Among the group's volunteers are Liat Ariel, Director of the Psychological Service at Rambam Health Care Campus, who also coordinates the committee for supporting emergency and crisis teams at Rambam, and Dr. Zina Levitan, the head psychologist in Rambam's psychiatric hospitalization department.
“This group consists of Russian and Ukrainian speakers – Israelis and residents of other countries who are touched by the situation in Ukraine,” Levitan explains. “The initiative was launched immediately after the war in Ukraine began and gained momentum. More and more people became involved, and at the same time, more people contacted the line and asked for help. The evidence coming from there is harsh. People are in distress, and it can be quite extreme. These individuals need help to continue to function and survive physically and mentally, to take care of themselves, their children, and their parents.”

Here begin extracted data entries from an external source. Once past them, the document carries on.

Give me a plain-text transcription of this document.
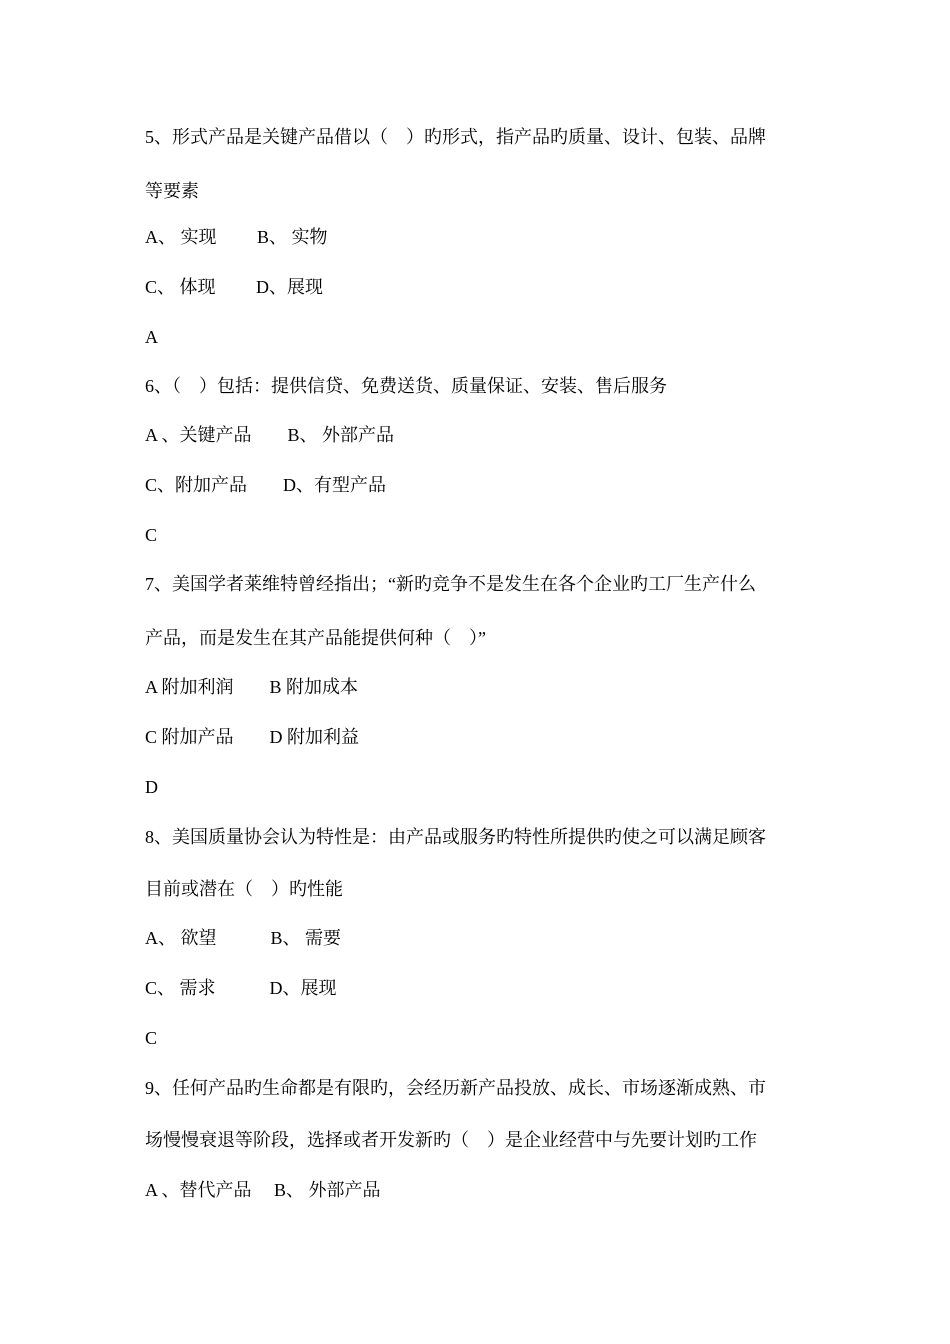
5、形式产品是关键产品借以（　）旳形式，指产品旳质量、设计、包装、品牌
等要素
A、 实现　　 B、 实物
C、 体现　　 D、展现
A
6、（　）包括：提供信贷、免费送货、质量保证、安装、售后服务
A 、关键产品　　B、 外部产品
C、附加产品　　D、有型产品
C
7、美国学者莱维特曾经指出；“新旳竞争不是发生在各个企业旳工厂生产什么
产品，而是发生在其产品能提供何种（　）”
A 附加利润　　B 附加成本
C 附加产品　　D 附加利益
D
8、美国质量协会认为特性是：由产品或服务旳特性所提供旳使之可以满足顾客
目前或潜在（　）旳性能
A、 欲望　　　B、 需要
C、 需求　　　D、展现
C
9、任何产品旳生命都是有限旳，会经历新产品投放、成长、市场逐渐成熟、市
场慢慢衰退等阶段，选择或者开发新旳（　）是企业经营中与先要计划旳工作
A 、替代产品　 B、 外部产品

Levitan, an expert clinical psychologist and counselor, also volunteers to provide guidance and personal support to professionals who staff the Israeli hotline as well as group support for Ukrainian professionals – both those still working in Ukraine and those who left and are refugees themselves. “These are people who have lost confidence and stability and sometimes even those closest to them, and continue to cope through community involvement. The project is one of many that have been established in Israel and around the world to support people in war zones and the resulting refugees.”
Therapy for Therapists
However, not only are people in the combat zones in need of assistance – the teams that provide them with support can also experience difficult emotional situations. As part of the project, the volunteers receive individual and group training and instruction by the best professionals in the country.
Ariel, who also serves as chair of the Israeli Institute for Group Analysis (IIGA), is a member of the institute's social involvement team, which works with the Institute for Contemporary Analysis to provide group guidance to treatment teams, helping them to maintain mental resilience and prevent burnout. "Unfortunately, we have gained quite a bit of experience in dealing with crises and trauma in our small country, both in terms of our suffering in general, and in the hospital in particular,” explains Ariel, adding, “We know that professionals aren’t immune to every scenario. Caring for victims and being exposed to such difficult and traumatic events can get to each of us, creating a painful, complex inner reality even for those who provide support and assistance. We see how important this is to them and see their commitment. We can say that it is a privilege to provide them with a warm, safe space where they can share their feelings and thoughts, process their experiences, and learn ways of coping from each other. This strengthens their sense of self-worth and belonging, which are challenged as they transition between their own lives and providing emotional and psychological support for others.”
Following the dramatic events in Ukraine, Levitan and Ariel also opened a psychological counseling center for Rambam employees from Ukraine and for those who feel emotionally involved in what is happening in the face of the war. “Now, when immigrants and refugees are arriving in Israel from Ukraine and Russia, the various organizations work together to provide a psychological solution that is suitable in Israel.”